How else to explain his judgment that "nobody reads" in a culture in which more and more people seem to be more obsessively engaged in producing and consuming words than, possibly, ever in the whole of human history? I'm talking about not only blogs (Technorati tracks more than 100 million of them) but social-networking communication and Twitter "tweets" and even, yes, e-mail. Think of the countless people who live vibrant, effusive, all-consuming epistolary lives who, pre-internet, might never have made the effort to write a proper ink-on-paper letter. With apologies to Gertrude Stein, a word is a word is a word -- and storytelling is storytelling is storytelling.

Yeah, even if it comes in the form of "cellphone fiction." You probably heard about (or actually read!) the New York Times' recent front-page story about the rise of that genre: terse Japanese "chick lit" written on cellphones and meant to be read on them, though an increasing number have been able to cross over to print best-sellerdom.

The Times, actually, was really slow to notice -- The Wall Street Journal covered the phenomenon last September. And when Ben Vershbow, the editorial director of the Institute for the Future of the Book (which is affiliated with the University of Southern California and funded by the MacArthur Foundation), blogged about that Journal article, his colleague Bob Stein, founder of the Institute, wrote, "This suggests that art is irrepressible, as it emerges and pokes its way through the smallest of cracks in the media firmament."

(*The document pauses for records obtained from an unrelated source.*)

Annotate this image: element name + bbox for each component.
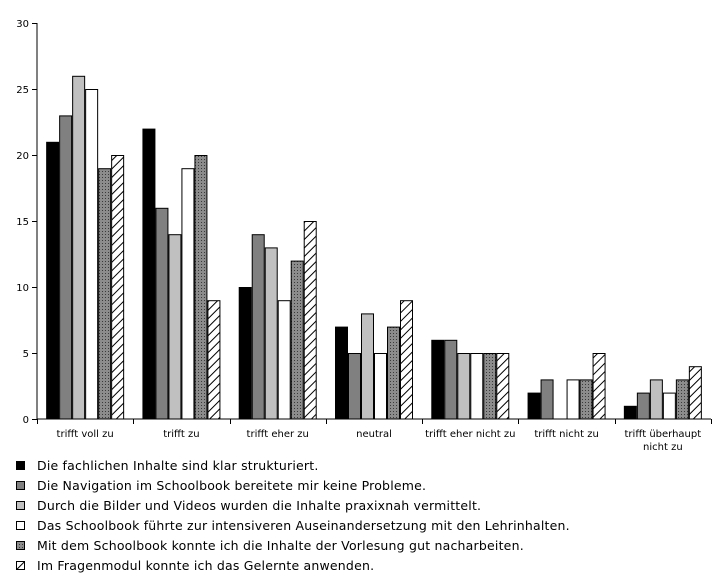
bar: [156, 208, 168, 419]
legend-label: Mit dem Schoolbook konnte ich die Inhalte der Vorlesung gut nacharbeiten.: [37, 537, 524, 553]
legend-item: [16, 516, 570, 534]
legend-swatch: [16, 461, 25, 470]
x-category-label: neutral: [356, 429, 392, 440]
bar: [567, 380, 579, 419]
bar: [169, 235, 181, 419]
bar: [86, 90, 98, 420]
legend-item: [16, 476, 426, 494]
bar: [580, 380, 592, 419]
bar: [362, 314, 374, 419]
bar: [432, 340, 444, 419]
legend-label: Durch die Bilder und Videos wurden die Inhalte praxixnah vermittelt.: [37, 497, 482, 513]
bar: [73, 76, 85, 419]
y-tick-label: 20: [16, 151, 29, 162]
bar: [401, 301, 413, 419]
bar: [195, 156, 207, 420]
x-category-label: trifft überhaupt: [624, 429, 702, 440]
bar: [458, 354, 470, 420]
y-tick-label: 15: [16, 217, 29, 228]
x-category-label: trifft eher nicht zu: [425, 429, 516, 440]
x-category-label: trifft voll zu: [56, 429, 114, 440]
bar: [637, 393, 649, 419]
bar: [593, 354, 605, 420]
y-tick-label: 5: [22, 349, 29, 360]
bar: [497, 354, 509, 420]
bar: [47, 142, 59, 419]
legend-swatch: [16, 541, 25, 550]
bar: [278, 301, 290, 419]
x-category-label: trifft eher zu: [246, 429, 309, 440]
bar: [528, 393, 540, 419]
bar: [349, 354, 361, 420]
bar: [471, 354, 483, 420]
legend-swatch: [16, 481, 25, 490]
bar: [99, 169, 111, 419]
bar: [143, 129, 155, 419]
bar: [182, 169, 194, 419]
bar: [388, 327, 400, 419]
legend-item: [16, 496, 481, 514]
bar: [336, 327, 348, 419]
bar: [112, 156, 124, 420]
legend-label: Die Navigation im Schoolbook bereitete mir keine Probleme.: [37, 477, 427, 493]
bar: [208, 301, 220, 419]
y-tick-label: 10: [16, 283, 29, 294]
bar: [304, 222, 316, 420]
legend-swatch: [16, 501, 25, 510]
bar: [252, 235, 264, 419]
x-category-label: trifft nicht zu: [534, 429, 599, 440]
legend-label: Im Fragenmodul konnte ich das Gelernte anwenden.: [37, 557, 375, 573]
bar: [60, 116, 72, 419]
bar: [291, 261, 303, 419]
y-tick-label: 0: [22, 415, 29, 426]
bar: [676, 380, 688, 419]
bar: [541, 380, 553, 419]
legend-item: [16, 536, 524, 554]
bar: [265, 248, 277, 419]
x-category-label: trifft zu: [163, 429, 200, 440]
bar: [689, 367, 701, 419]
bar: [445, 340, 457, 419]
bar: [624, 406, 636, 419]
legend-label: Das Schoolbook führte zur intensiveren Auseinandersetzung mit den Lehrinhalten.: [37, 517, 570, 533]
legend-item: [16, 556, 374, 574]
legend-swatch: [16, 521, 25, 530]
legend-label: Die fachlichen Inhalte sind klar strukturiert.: [37, 457, 319, 473]
bar: [484, 354, 496, 420]
bar: [375, 354, 387, 420]
bar: [663, 393, 675, 419]
y-tick-label: 25: [16, 85, 29, 96]
legend-swatch: [16, 561, 25, 570]
y-tick-label: 30: [16, 19, 29, 30]
legend-item: [16, 456, 319, 474]
bar: [650, 380, 662, 419]
bar: [239, 288, 251, 420]
x-category-label: nicht zu: [643, 442, 683, 453]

God bless you for saying that, Bob Stein -- and for having the generosity of spirit to even think it.

But, as always, it all comes down to the question of who gets to define "art."

1 comment:

Suzie said...

The thing I don't get about the Kindle is why they think I would want or need to buy yet another device just for reading, when I can download (or upload) and then read anything I want perfectly well on either the laptop or handheld I already own, and have been doing so on a daily basis for years.